Well, let us talk about the term “tilt”. When we tilt the secondary mirror using one of the 3 (or 4) adjustment set screws, we are actually performing a rotation and displacement – mathematically speaking. That is, there is a “rotation” element when we tilt the secondary mirror. The axis of this rotation is perpendicular to the plane that includes both the central secondary bolt and the set screw being adjusted. That means, each set screw adjustment will rotate the secondary mirror slightly about a unique axis. Really, there are 4 rotation axes when we adjust the secondary mirror. The first is the rotation around the central bolt – the obvious rotation axis. The remaining three (assuming your secondary mirror has 3 set screws) are at 120 degrees apart and “perpendicular” to tube axis.
Back to the first paragraph, when we introduce a slight rotation error around the central bolt after having completed a successful collimation, we can negate and eliminate that error by only adjusting the set screws. The inherent rotation elements introduced by the secondary mirror set screws will negate the original rotation error. The end result is a scope with a perfect axially aligned – just like it was before the introduction of the rotation error. So, what is the difference between both setups? The appearance of the secondary mirror will be different – though it might not be noticeable.
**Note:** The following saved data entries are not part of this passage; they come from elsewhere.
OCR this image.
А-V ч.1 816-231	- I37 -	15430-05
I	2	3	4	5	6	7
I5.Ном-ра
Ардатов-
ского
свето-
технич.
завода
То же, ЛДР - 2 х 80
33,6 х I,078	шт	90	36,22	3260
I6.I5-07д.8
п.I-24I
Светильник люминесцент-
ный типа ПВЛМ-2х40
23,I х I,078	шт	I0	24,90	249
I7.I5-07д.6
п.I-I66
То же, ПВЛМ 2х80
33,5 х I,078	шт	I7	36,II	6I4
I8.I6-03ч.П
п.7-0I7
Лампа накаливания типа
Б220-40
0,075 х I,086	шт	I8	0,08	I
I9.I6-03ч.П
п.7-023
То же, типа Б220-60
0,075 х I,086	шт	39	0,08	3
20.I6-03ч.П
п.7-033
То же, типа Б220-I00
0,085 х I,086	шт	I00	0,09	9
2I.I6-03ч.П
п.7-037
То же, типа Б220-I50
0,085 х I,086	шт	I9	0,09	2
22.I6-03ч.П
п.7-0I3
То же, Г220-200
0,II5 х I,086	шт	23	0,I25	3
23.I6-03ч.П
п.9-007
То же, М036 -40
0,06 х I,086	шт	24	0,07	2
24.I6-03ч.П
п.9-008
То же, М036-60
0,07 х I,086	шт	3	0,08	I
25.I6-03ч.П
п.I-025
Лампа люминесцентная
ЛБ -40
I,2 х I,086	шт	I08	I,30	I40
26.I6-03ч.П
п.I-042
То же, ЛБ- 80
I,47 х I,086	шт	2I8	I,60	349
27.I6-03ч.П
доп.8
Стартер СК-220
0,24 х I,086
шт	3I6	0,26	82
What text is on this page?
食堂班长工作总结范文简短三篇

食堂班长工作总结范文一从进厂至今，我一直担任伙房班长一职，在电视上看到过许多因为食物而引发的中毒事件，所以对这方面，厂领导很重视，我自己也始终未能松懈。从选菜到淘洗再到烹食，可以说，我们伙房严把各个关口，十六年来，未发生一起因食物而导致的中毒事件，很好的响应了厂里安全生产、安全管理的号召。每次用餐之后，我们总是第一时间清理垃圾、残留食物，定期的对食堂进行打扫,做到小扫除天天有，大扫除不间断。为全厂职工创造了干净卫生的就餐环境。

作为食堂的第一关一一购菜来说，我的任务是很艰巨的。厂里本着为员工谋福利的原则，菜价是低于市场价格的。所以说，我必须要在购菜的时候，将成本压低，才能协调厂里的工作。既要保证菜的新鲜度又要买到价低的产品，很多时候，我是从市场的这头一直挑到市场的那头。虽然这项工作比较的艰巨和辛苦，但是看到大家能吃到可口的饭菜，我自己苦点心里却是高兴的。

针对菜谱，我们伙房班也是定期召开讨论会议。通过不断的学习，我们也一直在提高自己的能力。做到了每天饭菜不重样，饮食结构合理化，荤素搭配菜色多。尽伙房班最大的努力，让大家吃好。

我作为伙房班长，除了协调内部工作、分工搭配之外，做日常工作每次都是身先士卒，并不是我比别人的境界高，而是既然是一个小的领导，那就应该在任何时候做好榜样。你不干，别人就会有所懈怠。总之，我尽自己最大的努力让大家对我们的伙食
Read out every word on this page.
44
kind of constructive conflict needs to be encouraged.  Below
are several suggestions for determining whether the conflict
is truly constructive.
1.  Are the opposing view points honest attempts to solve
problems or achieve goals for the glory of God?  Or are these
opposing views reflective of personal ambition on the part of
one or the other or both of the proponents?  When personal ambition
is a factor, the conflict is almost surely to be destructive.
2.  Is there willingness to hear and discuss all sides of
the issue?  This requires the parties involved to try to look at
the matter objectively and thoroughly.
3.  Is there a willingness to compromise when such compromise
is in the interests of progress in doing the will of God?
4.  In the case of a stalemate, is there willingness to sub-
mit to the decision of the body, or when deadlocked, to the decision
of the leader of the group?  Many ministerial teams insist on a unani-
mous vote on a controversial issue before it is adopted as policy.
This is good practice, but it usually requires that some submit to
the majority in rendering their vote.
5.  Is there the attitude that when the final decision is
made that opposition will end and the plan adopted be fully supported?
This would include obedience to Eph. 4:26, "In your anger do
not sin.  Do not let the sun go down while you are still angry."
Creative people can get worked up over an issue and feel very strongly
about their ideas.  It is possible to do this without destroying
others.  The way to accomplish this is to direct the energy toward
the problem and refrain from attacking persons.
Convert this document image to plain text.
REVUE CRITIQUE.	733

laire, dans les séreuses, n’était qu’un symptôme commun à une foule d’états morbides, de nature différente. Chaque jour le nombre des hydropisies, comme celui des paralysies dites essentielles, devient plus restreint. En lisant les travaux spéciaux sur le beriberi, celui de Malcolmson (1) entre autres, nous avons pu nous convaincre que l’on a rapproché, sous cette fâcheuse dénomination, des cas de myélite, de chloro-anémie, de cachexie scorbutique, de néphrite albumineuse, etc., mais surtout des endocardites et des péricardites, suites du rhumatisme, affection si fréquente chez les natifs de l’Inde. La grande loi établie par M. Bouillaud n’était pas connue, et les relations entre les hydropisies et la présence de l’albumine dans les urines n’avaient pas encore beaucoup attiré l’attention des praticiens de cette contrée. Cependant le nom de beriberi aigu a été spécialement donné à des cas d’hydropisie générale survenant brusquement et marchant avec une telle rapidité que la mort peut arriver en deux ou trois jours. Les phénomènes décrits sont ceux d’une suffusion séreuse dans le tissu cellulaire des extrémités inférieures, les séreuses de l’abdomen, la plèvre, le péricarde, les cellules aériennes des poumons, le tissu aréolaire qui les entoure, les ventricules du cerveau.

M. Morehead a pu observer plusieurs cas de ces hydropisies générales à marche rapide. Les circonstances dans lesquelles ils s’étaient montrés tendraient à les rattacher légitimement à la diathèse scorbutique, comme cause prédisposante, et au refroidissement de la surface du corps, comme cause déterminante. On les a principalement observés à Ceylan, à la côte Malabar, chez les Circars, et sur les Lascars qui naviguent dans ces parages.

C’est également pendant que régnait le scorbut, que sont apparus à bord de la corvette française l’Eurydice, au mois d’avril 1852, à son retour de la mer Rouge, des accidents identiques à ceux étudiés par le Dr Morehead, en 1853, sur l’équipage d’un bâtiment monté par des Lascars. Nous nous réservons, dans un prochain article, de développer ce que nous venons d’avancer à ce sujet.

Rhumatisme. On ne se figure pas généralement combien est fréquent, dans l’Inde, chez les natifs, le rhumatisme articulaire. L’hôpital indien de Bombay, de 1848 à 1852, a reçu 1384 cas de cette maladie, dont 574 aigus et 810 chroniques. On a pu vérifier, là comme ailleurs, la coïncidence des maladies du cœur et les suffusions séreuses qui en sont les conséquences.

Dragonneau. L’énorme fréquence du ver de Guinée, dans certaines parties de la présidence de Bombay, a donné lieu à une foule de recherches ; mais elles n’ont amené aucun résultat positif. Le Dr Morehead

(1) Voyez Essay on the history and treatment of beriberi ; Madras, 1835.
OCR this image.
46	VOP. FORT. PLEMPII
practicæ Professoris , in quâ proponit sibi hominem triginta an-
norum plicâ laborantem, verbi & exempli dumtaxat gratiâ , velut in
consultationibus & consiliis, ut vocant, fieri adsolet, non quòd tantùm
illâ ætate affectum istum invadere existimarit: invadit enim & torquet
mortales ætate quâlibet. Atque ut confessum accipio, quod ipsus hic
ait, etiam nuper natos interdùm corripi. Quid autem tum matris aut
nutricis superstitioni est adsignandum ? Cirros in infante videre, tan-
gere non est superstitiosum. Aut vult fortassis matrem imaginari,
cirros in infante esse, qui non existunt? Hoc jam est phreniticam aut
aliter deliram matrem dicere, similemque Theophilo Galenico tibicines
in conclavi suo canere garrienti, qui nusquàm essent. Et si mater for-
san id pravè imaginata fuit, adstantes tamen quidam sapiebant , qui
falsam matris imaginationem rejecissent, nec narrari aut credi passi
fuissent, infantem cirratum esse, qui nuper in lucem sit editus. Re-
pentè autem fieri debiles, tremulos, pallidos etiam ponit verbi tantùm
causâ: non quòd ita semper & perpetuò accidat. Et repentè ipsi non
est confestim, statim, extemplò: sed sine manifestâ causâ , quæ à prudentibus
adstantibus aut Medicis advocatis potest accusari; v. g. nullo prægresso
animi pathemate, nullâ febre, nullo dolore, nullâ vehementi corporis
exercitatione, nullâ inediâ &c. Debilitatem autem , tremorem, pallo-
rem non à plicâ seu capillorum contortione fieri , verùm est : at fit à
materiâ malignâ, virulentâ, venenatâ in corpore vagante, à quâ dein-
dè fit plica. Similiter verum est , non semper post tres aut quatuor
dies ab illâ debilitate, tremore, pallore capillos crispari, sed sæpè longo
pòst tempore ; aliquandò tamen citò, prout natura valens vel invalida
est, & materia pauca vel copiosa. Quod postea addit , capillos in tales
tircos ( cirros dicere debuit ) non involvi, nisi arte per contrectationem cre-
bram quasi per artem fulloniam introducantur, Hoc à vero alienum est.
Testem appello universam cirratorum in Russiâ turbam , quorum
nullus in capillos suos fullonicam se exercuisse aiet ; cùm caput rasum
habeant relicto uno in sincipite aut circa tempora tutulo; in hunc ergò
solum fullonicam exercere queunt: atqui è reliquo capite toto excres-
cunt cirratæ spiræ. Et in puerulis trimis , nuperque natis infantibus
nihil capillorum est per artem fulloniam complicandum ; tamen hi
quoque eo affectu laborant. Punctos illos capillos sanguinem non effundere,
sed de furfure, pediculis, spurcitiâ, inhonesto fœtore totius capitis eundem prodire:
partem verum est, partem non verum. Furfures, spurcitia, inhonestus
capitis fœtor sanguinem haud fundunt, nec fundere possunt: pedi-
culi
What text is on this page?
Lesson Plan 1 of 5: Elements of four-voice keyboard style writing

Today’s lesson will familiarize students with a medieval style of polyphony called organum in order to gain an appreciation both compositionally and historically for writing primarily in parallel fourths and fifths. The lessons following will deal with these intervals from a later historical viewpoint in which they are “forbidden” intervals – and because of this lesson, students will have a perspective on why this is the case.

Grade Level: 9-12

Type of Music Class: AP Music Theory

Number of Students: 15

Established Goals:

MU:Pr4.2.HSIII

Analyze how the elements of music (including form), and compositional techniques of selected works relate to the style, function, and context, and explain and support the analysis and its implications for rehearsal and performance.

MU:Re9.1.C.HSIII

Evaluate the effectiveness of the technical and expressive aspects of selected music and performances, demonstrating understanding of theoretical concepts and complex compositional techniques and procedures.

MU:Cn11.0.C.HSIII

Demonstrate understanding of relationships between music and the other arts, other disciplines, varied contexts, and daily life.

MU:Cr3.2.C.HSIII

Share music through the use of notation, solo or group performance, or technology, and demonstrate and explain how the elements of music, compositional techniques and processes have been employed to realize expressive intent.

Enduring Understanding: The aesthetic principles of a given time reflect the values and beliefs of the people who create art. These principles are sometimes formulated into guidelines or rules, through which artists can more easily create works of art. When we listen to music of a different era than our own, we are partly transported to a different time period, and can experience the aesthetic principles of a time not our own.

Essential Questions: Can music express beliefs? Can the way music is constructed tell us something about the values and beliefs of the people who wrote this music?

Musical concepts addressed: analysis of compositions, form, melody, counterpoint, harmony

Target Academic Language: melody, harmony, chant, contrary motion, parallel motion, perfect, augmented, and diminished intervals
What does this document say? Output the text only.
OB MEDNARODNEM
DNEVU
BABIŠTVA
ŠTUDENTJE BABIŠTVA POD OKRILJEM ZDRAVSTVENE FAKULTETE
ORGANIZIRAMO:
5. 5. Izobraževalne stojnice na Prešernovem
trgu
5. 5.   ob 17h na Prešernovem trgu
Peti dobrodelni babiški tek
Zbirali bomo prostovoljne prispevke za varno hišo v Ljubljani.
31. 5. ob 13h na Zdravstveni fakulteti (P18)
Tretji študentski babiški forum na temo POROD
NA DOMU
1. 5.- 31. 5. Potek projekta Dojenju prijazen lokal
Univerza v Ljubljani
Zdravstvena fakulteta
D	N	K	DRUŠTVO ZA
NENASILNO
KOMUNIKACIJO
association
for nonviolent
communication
Let us consider the following hypothetical experiment. Imagine a square mirror placed at a 45 degree angle as shown in figure “A”. Assume we have the ability to rotate the mirror about all 3 axes (X, Y, and Z) . A laser beam racing down the Y axis will end up reflecting off the mirror surface in the direction of the -Z axis as shown in figure “B”. Figure “C” is the same setup but shown from the Y axis perspective. Rotation around the Z axis is similar to rotating the secondary mirror round the central bolt. Rotations around the X and Y axes are similar to set screw adjustments.
Now, if we rotate the square mirror around the Z axis counter-clockwise by 45 degrees, we will introduce a rotation error and the reflected laser beam will significantly off-target. Can we eliminate the Z rotation error by introducing new rotations only via the X and Y axes? The answer is YES. By rotating the mirror around the Y axis by 35.26 degree clockwise followed by a 15 degree clockwise rotation around the X axis, we will end up succeeding in redirecting the laser beam down the -Z axis again as shown in figure “D”. But the mirror appearance is different.
How can this be? Well, the final location of the mirror in our example is equivalent to rotating the mirror by 58.64 degrees around its axis – an axis that is perpendicular to the mirror surface and runs through its center. The final mirror surface planar position is exactly the same and the laser beam will see the exact same thing in figures “C” and “D”. Bear in mind that straight laser beams do not interact with the secondary mirror edge and therefore are insensitive to the appearance/shape of the secondary mirror. Only the planar position of the secondary mirror in 3D will impact the laser beam reflection – not its shape.